Since 1993 local councils in NSW have been required by Section 12 of the Local Government Act to provide access to specified documents, and to"other documents" unless satisfied disclosure would on balance be contrary to the public interest. In many respects (eg the public availability of staff submissions to councillors) local councils leave NSW state government agencies for dead when it comes to transparency, but experience with this single broadly stated exemption suggests some important lessons that the Solomon review may have taken on board, at least to some degree.
What is clear is that it won't work unless parameters with teeth are established for those who have to implement the law and make judgments about the balance of public interest considerations. In NSW councils have floundered in this area with little help from the Department of Local Government or the Local Government and Shires Association. And the relationship between Section 12 and other laws is so complex (not helped by the rare occasions it has cropped up in the Administrative Decisions Tribunal), it was one of the matters referred by the Attorney General to the NSW Law Reform Commission in 2006.There has not been a word from them on this since, despite the plan to publish a consultation paper by-wait for it-December 2006.
Even when the guidelines are clear, an authority with clout needs to step in to protect against lawyerly attempts to find loopholes. Just one example.
The Local Government Act and the NSW Freedom of Information both contain a provision excluding as an irrelevant public interest consideration, that disclosure could lead to misinterpretation or misunderstanding of information in a document to be disclosed.(This still gets a lively run in some other jurisdictions around the country).
The LGA version relevant to councils in dealing with access applications outside FOI refers to as irrelevant the fact that a person-presumably any person-would misinterpret or misunderstand the information. The FOI provision that applies in the administration of the Act to all state and local government bodies in dealing with FOI applications, says it is not relevant that the FOI applicant would misinterpret or misunderstand the information. Maybe you can see the loophole coming. And the official guidance set out in the FOI Manual 2007 published by the Department of Premier and Cabinet and the Ombudsman does not disappoint.
Paragraph 10.4.19 under the heading"Ill-informed speculation and public confusion" reads:
"(A)lthough the possibility that the applicant him or herself may misunderstand information contained in a document cannot be taken into account, it may be a relevant consideration that release of the document would mislead the public generally, or otherwise cause general public confusion"(emphasis added).Just how the decision maker is to make a judgment about who or how many people constitute the public for this purpose isn't the subject of any further wisdom, but you can see what an agile mind could do with this.
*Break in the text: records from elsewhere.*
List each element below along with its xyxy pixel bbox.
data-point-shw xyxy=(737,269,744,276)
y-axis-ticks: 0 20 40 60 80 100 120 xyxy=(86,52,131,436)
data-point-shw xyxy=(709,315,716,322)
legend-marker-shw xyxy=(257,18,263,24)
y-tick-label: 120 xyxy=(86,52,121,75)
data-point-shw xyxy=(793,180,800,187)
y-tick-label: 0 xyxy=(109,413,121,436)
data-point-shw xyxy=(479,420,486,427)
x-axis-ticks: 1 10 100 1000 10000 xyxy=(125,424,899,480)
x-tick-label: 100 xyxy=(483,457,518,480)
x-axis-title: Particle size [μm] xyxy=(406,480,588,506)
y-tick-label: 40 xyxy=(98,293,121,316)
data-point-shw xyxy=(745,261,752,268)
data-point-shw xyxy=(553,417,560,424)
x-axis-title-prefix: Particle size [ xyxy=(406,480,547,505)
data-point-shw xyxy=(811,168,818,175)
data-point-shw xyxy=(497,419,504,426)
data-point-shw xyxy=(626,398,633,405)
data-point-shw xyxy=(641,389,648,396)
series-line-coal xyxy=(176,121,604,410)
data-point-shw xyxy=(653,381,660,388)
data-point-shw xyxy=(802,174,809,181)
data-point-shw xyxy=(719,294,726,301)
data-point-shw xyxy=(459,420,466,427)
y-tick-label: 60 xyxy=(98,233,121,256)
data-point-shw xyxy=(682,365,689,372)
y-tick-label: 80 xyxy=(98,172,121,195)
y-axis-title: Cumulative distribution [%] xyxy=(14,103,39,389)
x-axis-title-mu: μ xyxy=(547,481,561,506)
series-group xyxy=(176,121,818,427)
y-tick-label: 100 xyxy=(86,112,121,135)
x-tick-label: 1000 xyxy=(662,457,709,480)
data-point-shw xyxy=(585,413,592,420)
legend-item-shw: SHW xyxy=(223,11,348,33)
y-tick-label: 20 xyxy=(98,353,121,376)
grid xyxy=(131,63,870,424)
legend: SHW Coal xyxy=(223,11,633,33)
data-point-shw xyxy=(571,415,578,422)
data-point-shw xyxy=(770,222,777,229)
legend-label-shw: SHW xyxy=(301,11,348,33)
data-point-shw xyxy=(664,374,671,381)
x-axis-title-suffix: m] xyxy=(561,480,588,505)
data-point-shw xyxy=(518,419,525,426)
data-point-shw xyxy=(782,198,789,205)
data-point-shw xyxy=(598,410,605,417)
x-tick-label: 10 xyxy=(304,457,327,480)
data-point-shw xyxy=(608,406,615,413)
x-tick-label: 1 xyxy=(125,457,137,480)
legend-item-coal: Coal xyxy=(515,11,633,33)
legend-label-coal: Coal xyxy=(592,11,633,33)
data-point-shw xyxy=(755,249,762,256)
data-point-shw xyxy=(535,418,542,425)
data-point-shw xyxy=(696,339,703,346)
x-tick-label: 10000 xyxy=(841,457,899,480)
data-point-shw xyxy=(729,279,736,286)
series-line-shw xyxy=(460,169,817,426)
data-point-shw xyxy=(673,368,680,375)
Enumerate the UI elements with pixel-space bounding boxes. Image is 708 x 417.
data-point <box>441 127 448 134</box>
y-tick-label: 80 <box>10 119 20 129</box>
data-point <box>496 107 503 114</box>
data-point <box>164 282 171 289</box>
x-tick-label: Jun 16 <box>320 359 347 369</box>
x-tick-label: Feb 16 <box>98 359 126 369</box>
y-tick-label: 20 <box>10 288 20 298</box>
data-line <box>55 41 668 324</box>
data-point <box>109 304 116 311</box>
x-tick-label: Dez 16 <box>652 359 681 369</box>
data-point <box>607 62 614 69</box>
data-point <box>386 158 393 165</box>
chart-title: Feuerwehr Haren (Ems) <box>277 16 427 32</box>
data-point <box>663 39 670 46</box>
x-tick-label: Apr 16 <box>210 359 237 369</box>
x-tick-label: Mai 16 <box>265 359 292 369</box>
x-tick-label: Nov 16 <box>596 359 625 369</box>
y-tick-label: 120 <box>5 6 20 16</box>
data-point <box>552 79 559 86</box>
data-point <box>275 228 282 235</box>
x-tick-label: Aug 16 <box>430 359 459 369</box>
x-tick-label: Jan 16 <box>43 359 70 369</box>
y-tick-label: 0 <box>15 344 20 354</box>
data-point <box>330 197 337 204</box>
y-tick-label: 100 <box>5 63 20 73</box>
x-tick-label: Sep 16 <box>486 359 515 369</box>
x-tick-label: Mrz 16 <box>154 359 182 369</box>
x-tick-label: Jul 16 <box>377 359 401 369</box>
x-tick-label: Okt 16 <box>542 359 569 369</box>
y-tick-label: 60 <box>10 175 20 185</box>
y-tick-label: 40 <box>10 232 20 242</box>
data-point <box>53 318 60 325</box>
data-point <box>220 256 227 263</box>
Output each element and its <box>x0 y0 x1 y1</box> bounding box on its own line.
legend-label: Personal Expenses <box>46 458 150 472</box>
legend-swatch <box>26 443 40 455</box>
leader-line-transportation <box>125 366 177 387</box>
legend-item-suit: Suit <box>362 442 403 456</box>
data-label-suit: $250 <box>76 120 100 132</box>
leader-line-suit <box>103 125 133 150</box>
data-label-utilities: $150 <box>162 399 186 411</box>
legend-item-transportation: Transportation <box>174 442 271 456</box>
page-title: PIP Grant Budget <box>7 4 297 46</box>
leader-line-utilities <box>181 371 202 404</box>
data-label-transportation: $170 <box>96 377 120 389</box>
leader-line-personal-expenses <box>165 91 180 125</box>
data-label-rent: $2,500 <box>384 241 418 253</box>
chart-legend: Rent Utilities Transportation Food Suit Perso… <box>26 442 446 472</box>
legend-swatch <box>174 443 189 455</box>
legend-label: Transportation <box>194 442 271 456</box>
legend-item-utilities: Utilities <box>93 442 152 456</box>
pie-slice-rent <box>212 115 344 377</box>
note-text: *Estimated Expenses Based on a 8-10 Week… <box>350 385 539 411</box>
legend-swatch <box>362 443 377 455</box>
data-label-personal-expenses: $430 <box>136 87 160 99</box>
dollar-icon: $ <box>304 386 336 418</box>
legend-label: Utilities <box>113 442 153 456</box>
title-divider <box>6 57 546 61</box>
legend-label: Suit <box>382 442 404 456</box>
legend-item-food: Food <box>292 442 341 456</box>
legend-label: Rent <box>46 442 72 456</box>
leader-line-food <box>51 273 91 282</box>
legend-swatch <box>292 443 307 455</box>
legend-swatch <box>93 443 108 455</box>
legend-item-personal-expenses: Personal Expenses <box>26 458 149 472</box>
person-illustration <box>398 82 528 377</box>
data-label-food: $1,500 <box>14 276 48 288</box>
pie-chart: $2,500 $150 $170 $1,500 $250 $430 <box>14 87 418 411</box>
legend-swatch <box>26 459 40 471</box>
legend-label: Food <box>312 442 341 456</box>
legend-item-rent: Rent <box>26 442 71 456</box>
On any technical subject most of us might not fully understand but why that really matters has not been established.
The Solomon Report is aware of the problem of leaving the public interest as an "amorphous" concept and has a go (Recommendation 42, page 155) at listing public interest factors that should be included in the law. It includes in the irrelevant category, the NSW FOI provision, that according to the leaders here means that it may be relevant to consider whether persons other than the applicant may be mislead or confused by the information disclosed. Is that what Solomon intends?
The NSW experience illustrates the complexity involved for Queensland in moving from complex legislation and a myriad of exemptions, to a simpler right to information law, but may the wind be at their back.